Muitas vezes durante as reuniões da CPMI surgiram queixas a respeito das violações de privacidade cometidas por essas plataformas. A CPMI tem como objetivo investigar também isso?
É um grande mal você não ser dono dos seus dados. Ou seja, a gente perdeu a privacidade. Essas plataformas conseguiram fazer com que a vida do povo mundial, em especial do povo brasileiro, deixe de ser privada e passe a ser uma vida literalmente pública, na estrita palavra. Quando o homem é público, ele é um parlamentar, tudo bem, a vida é pública. Mas a grande maioria da sociedade quer ter seus dados preservados.
Nós vamos lutar também para coibir as redes sociais de utilizar os dados do povo para vender, para comercializar. Hoje, o comércio de dados é um grande ativo que mexe com milhões de dólares. E quem ganha com isso? As plataformas. E o povo em si, que é dono do seu dado, não ganha nada e tem sua liberdade invadida.
O senhor também já foi vítima de ataques virtuais desde que começou a presidir a CPMI. Como lidou com isso?
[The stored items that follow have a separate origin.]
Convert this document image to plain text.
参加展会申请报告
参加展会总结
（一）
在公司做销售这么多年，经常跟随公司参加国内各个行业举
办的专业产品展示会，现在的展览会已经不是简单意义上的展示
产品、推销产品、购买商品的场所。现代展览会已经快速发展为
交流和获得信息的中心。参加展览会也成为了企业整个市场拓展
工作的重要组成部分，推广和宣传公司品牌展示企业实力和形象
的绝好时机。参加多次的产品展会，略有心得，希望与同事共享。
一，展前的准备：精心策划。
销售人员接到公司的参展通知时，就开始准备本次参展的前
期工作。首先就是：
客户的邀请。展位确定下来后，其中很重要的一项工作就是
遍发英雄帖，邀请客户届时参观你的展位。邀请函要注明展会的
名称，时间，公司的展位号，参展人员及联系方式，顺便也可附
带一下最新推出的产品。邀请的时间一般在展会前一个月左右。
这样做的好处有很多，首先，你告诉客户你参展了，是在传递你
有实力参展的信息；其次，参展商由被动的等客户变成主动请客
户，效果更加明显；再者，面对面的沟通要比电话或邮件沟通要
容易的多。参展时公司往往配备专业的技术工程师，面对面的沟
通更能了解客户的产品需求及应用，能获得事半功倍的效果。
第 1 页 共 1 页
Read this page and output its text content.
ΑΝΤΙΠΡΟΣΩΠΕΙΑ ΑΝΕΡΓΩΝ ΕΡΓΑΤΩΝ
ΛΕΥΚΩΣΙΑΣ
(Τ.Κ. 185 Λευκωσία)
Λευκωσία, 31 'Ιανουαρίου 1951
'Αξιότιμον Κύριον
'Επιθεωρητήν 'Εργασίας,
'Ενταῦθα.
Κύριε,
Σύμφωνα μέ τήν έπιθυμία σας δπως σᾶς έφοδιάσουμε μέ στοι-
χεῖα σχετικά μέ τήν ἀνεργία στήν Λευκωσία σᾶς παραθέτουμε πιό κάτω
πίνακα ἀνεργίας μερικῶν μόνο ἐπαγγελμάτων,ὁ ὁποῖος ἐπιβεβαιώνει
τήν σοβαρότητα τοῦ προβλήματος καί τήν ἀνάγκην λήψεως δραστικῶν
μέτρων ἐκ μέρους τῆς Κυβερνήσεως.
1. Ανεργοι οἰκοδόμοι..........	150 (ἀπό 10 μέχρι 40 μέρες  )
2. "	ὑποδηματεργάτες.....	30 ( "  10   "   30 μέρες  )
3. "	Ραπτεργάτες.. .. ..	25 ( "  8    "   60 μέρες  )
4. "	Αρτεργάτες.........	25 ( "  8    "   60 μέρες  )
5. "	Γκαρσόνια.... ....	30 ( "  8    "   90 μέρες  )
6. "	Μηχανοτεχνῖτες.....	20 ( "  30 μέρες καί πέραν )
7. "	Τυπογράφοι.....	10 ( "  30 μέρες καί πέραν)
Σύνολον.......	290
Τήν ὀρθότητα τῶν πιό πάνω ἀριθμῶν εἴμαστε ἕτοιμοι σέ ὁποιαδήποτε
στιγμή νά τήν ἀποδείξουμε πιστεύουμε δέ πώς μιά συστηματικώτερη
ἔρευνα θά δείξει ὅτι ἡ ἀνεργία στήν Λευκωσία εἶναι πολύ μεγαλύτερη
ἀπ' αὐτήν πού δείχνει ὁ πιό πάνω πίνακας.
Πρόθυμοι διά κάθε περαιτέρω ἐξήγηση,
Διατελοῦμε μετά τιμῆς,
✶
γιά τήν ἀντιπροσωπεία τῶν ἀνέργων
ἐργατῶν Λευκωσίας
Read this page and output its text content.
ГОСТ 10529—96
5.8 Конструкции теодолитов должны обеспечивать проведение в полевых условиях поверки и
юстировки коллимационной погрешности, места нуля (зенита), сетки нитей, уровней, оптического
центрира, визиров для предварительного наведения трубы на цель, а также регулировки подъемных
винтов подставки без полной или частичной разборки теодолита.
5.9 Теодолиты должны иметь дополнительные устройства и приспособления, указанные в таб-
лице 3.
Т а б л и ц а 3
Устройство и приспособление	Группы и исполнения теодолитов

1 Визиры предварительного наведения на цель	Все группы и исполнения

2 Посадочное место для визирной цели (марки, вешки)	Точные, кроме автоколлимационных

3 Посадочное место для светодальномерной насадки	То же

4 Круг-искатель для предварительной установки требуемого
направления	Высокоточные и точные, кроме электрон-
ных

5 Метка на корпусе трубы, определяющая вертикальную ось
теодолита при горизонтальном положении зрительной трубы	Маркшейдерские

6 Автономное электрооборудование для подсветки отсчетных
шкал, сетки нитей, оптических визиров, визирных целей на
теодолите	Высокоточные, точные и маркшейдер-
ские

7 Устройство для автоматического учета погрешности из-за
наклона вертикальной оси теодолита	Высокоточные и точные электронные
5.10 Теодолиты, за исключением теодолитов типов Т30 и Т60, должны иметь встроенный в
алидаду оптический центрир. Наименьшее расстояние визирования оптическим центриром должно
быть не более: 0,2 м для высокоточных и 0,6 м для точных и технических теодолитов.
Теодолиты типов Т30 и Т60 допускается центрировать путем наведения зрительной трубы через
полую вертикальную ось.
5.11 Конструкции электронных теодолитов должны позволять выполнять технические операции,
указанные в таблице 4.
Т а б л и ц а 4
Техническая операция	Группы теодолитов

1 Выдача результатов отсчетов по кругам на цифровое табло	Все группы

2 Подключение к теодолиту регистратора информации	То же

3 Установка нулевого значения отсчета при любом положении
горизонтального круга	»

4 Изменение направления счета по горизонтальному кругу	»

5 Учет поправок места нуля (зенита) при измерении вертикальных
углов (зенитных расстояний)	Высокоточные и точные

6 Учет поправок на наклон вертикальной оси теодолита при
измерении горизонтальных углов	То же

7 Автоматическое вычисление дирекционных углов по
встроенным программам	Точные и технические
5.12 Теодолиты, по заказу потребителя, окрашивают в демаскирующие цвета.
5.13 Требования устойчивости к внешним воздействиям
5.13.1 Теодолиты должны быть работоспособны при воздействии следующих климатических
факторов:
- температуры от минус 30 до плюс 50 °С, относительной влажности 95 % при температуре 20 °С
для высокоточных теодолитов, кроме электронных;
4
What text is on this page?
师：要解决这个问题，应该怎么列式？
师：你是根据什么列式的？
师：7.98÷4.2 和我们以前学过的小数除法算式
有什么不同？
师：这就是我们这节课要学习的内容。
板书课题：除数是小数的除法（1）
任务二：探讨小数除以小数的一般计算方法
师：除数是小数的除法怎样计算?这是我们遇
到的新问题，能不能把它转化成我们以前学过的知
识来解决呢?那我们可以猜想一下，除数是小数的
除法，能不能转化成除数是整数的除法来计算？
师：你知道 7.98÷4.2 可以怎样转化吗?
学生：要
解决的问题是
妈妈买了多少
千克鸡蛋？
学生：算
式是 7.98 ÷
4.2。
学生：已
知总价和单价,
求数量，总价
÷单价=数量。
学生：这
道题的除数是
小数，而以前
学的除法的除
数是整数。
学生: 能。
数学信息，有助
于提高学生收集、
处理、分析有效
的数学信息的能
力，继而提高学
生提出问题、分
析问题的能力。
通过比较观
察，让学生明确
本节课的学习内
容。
Depois que eu assumi a CPMI eu fui até ameaçado de morte. Chegaram mensagens no meu e-mail funcional dizendo que iam encher a minha boca de chumbo. Nós acionamos a polícia legislativa aqui do Senado, e com ajuda do Google nós conseguimos descobrir o perfil da máquina que saiu esse e-mail, que foi da cidade de Belo Horizonte. A polícia do Senado esteve lá, ouviu o meliante, ele disse que estava sob efeito de álcool. O Senado abriu o processo contra essa pessoa que me ameaçou de morte.
Meu nome também foi muito depreciado nas redes também por perfis falsos, por perfis anônimos. Eu não dei muita atenção porque ninguém estava se identificando ali, eu entrava no perfil e via que eram pessoas com poucos seguidores, com caricatura, então eu não dei credibilidade. Eu vi também que era uma coisa em série, como se realmente fosse robôs que foram programados para depreciar o presidente da CPMI. Teve um vídeo meu que chegou a quase 300 mil visitas me atacando porque eu estava na Rússia e porque estava em frente ao Kremlin falando de fake news.
Mas nada disso me abateu, muito pelo contrário, me animou e me deu mais forças a conduzir essa CPMI com total isenção para que a gente chegue a punir aqueles que se valem da rede social para depreciar seus alvos e atentando contra à vida, principalmente na questão de saúde.